Haute-Marne : l’adolescent accusé du meurtre d’une surveillante sera jugé en juillet
Haute-Marne : l’adolescent accusé du meurtre d’une surveillante sera jugé en juillet

Un an après le meurtre qui avait bouleversé le monde éducatif et suscité une vive émotion dans tout le pays, l’adolescent accusé d’avoir tué une surveillante au collège Françoise-Dolto de Nogent, en Haute-Marne, comparaîtra devant le tribunal pour enfants du 15 au 17 juillet prochains. L’information a été confirmée par le procureur de la République de Chaumont, qui a précisé que le jeune homme, aujourd’hui âgé de 15 ans, sera jugé à huis clos conformément aux dispositions prévues pour les mineurs.

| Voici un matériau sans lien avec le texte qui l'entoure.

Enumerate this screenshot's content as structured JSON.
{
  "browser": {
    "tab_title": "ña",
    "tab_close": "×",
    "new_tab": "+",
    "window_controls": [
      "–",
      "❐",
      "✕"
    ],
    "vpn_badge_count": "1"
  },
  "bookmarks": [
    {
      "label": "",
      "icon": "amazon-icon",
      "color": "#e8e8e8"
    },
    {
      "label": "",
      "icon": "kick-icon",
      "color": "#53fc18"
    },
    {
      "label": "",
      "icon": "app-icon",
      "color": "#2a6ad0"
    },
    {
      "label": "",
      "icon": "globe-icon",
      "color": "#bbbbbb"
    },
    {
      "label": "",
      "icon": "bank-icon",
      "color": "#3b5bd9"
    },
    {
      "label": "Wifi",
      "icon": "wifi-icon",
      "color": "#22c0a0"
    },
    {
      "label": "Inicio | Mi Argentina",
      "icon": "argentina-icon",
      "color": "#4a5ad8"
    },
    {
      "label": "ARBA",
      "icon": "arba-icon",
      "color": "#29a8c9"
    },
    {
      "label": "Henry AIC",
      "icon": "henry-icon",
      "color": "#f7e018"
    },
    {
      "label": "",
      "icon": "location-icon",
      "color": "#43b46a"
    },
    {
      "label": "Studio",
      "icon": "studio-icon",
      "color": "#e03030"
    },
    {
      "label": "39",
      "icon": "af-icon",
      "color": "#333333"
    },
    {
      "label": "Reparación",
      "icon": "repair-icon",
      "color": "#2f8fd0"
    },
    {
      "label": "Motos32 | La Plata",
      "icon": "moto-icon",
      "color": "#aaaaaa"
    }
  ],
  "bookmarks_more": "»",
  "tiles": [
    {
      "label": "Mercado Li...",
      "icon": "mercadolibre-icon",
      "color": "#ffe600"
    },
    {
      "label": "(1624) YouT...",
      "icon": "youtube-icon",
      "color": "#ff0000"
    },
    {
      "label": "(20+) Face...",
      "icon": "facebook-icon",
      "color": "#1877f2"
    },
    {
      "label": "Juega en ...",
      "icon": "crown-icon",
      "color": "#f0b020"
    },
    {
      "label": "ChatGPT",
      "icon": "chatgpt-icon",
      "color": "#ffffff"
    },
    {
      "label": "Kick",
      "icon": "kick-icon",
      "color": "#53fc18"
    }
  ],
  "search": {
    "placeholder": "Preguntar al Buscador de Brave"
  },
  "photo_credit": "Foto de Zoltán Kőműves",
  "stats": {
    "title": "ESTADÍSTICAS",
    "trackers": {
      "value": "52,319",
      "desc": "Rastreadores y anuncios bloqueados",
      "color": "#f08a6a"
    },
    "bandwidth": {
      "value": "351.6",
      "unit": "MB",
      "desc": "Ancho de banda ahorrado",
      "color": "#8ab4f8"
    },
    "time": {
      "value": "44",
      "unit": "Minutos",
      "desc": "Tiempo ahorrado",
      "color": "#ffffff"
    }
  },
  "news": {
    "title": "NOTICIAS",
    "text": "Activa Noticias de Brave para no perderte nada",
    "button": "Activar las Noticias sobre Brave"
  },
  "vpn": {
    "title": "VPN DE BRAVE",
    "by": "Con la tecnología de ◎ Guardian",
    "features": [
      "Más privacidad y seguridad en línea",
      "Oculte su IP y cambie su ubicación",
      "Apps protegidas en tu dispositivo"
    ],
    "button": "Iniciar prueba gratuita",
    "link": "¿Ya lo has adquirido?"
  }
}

Le prévenu est actuellement placé en détention provisoire depuis sa mise en examen intervenue deux jours après les faits. Il devra répondre de meurtre sur une personne chargée d’une mission de service public, une circonstance aggravante particulièrement lourde au regard de la fonction occupée par la victime. En raison de son âge au moment des faits, il encourt une peine maximale de vingt ans de réclusion criminelle, et non la réclusion criminelle à perpétuité applicable aux majeurs.

Un drame qui avait profondément marqué la communauté éducative

Les faits remontent au 10 juin 2025. Ce jour-là, Mélanie, assistante d’éducation âgée de 31 ans, avait été mortellement poignardée à l’entrée du collège Françoise-Dolto de Nogent. L’attaque s’était produite alors qu’un contrôle inopiné des sacs des élèves était organisé devant l’établissement en présence des forces de l’ordre. La victime avait succombé à ses blessures malgré l’intervention rapide des secours.

L’auteur présumé, alors élève de troisième dans l’établissement, avait été immédiatement maîtrisé puis interpellé sur place. L’affaire avait rapidement pris une dimension nationale en raison de la brutalité des faits et du profil particulièrement jeune du suspect. Le meurtre avait relancé le débat sur la montée des violences en milieu scolaire et sur la sécurité des personnels de l’Éducation nationale.

Un profil jugé particulièrement inquiétant

Lors de sa garde à vue, l’adolescent avait livré des déclarations qui avaient profondément marqué les enquêteurs. Selon les éléments communiqués à l’époque par le parquet, il avait expliqué avoir voulu tuer une surveillante « n’importe laquelle », sans cibler spécifiquement la victime. Les investigations avaient alors permis de dresser le portrait d’un adolescent décrit comme fasciné par la violence, en perte de repères et présentant une absence apparente d’empathie pour les conséquences de son acte.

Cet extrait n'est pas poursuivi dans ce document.